Apache Cassandra is another scalable database used for high-volume random reading and writing of data. It differs from HBase in its approach to distribution. Whereas HBase guarantees consistency between its servers, Cassandra has an eventual consistency model, meaning that servers might have different values for the same data for some period of time. For more information about Cassandra, see Cassandra: The Definitive Guide, by Eben Hewitt (O’Reilly).

Cassandra comes with support for Pig, which means that you can load data from and store data to Cassandra column families. This works just as it does with any other storage mechanism that is used with Pig, such as HDFS. This includes data locality for input splits.

Pig and Cassandra can be used together in a number of ways. Pig can be used to do traditional analytics while Cassandra performs real-time operations. Because Pig and MapReduce can be run on top of Cassandra, this can be done without moving data between Cassandra and HDFS. HDFS is still required for storing intermediate results; however, Pig can be used to do data exploration, research, testing, validation, and correction over Cassandra data as well. It can be used to populate the data store with new data as new tables or column families are added.

The Pygmalion project was written to ease development when using Pig with data stored in Cassandra. It includes helpful UDFs to extract column values from the results, marshal the data back to a form that Cassandra accepts, and others.

In order to properly integrate Pig workloads with data stored in Cassandra, the Cassandra cluster needs to colocate the data with Hadoop task trackers. This allows the Hadoop job tracker to move the data processing to the nodes where the data resides. Traditionally, Cassandra is used for heavy writes and real-time, random-access queries. Heavy Hadoop analytic workloads can be performed on Cassandra without degrading the performance of real-time queries by splitting the cluster by workload type. A set of nodes is dedicated to handling analytic batch processing and another set is dedicated to handling real-time queries. Cassandra’s cross-datacenter replication copies data transparently between these sections of the cluster so that manual copying of data is never required, and the analytic section always has updated data.

Metadata in Hadoop

Apache HCatalog provides a metadata and table management layer for Hadoop. It allows Hadoop users—whether they use MapReduce, Pig, Hive, or other tools—to view their data in HDFS as if it were in tables. These tables are partitioned and have consistent schemas. As a consequence of this abstraction, Pig users do not need to be concerned with where a file is located, which load and store function should be used, and whether the file is compressed. It also makes it much easier for Pig, MapReduce, and Hive users to share data because HCatalog provides a single schema and data type model for all of these tools. That data type model, taken from Hive, varies slightly from Pig’s, but the load and store functions take care of mapping between the models. HCatalog uses Hive’s metastore to store metadata. For full details of HCatalog, see http://incubator.apache.org/hcatalog.

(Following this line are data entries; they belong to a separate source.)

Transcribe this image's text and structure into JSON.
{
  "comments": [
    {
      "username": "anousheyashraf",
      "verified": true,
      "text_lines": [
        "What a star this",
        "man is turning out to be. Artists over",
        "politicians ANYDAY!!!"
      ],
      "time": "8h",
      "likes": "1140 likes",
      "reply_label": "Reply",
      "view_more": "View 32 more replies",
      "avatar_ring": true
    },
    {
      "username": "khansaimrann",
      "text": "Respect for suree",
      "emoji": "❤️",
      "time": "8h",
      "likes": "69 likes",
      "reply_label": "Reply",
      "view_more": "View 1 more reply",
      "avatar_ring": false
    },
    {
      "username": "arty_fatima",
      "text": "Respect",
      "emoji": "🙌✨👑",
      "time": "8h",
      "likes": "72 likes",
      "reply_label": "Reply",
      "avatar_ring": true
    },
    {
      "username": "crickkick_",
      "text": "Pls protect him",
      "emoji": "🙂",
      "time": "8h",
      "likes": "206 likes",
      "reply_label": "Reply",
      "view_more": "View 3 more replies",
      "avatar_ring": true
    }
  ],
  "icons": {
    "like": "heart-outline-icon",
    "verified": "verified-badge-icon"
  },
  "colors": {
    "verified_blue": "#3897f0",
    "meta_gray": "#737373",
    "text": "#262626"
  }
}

HCatalog includes the load function HCatLoader. The location string for HCatLoader is the name of the table. It implements LoadMetadata, so you do not need to specify the schema as part of your load statement; Pig will get it from HCatLoader. Also, because it implements this interface, Pig can work with HCatalog’s partitioning. If you place the filter statement that describes which partitions you want to read immediately after the load, Pig will push that into the load so that HCatalog returns only the relevant partitions.

HCatStorer is the store function for HCatalog. As with the load function, the location string indicates the table to store records to. The store function also requires a constructor argument to indicate the partition key values for this store. At this time (version 0.1) only one partition can be written to in a single store. There are plans to allow writing to multiple partitions in version 0.2. HCatStorer expects the schema of the alias being stored to match the schema of the table that records are being stored to.

As an example, let’s consider a very simple data pipeline that reads in raw web logs from a table web_server_logs, does some processing, and stores them back into HCatalog in a table named processed_logs. web_server_log’s schema is (userid:chararray, date:chararray, time:chararray, url:chararray), and processed_log’s schema is (userid:chararray, user_ref:int, date:chararray, time:chararray, pageid:int, url:chararray). A Pig Latin script to do this processing would look like the following:

logs   = load 'web_server_logs' using HCatalogLoader();
-- use parameter substitution so script doesn't have to be rewritten every day
-- filter will be split and date portion pushed to the loader
today  = filter logs by date = '$DATE' and NotABot(user_id);
...
-- schema of output must exactly match HCatalog schema 
-- of processed_logs, including field names
output = foreach rslvd generate userid, user_ref, date, time, pageid, url;
store output into 'processed_logs' using HCatStorer('date=$DATE');


[31] Atomicity, Consistency, Isolation, and Durability. See http://en.wikipedia.org/wiki/ACID for a discussion of these properties in relational databases.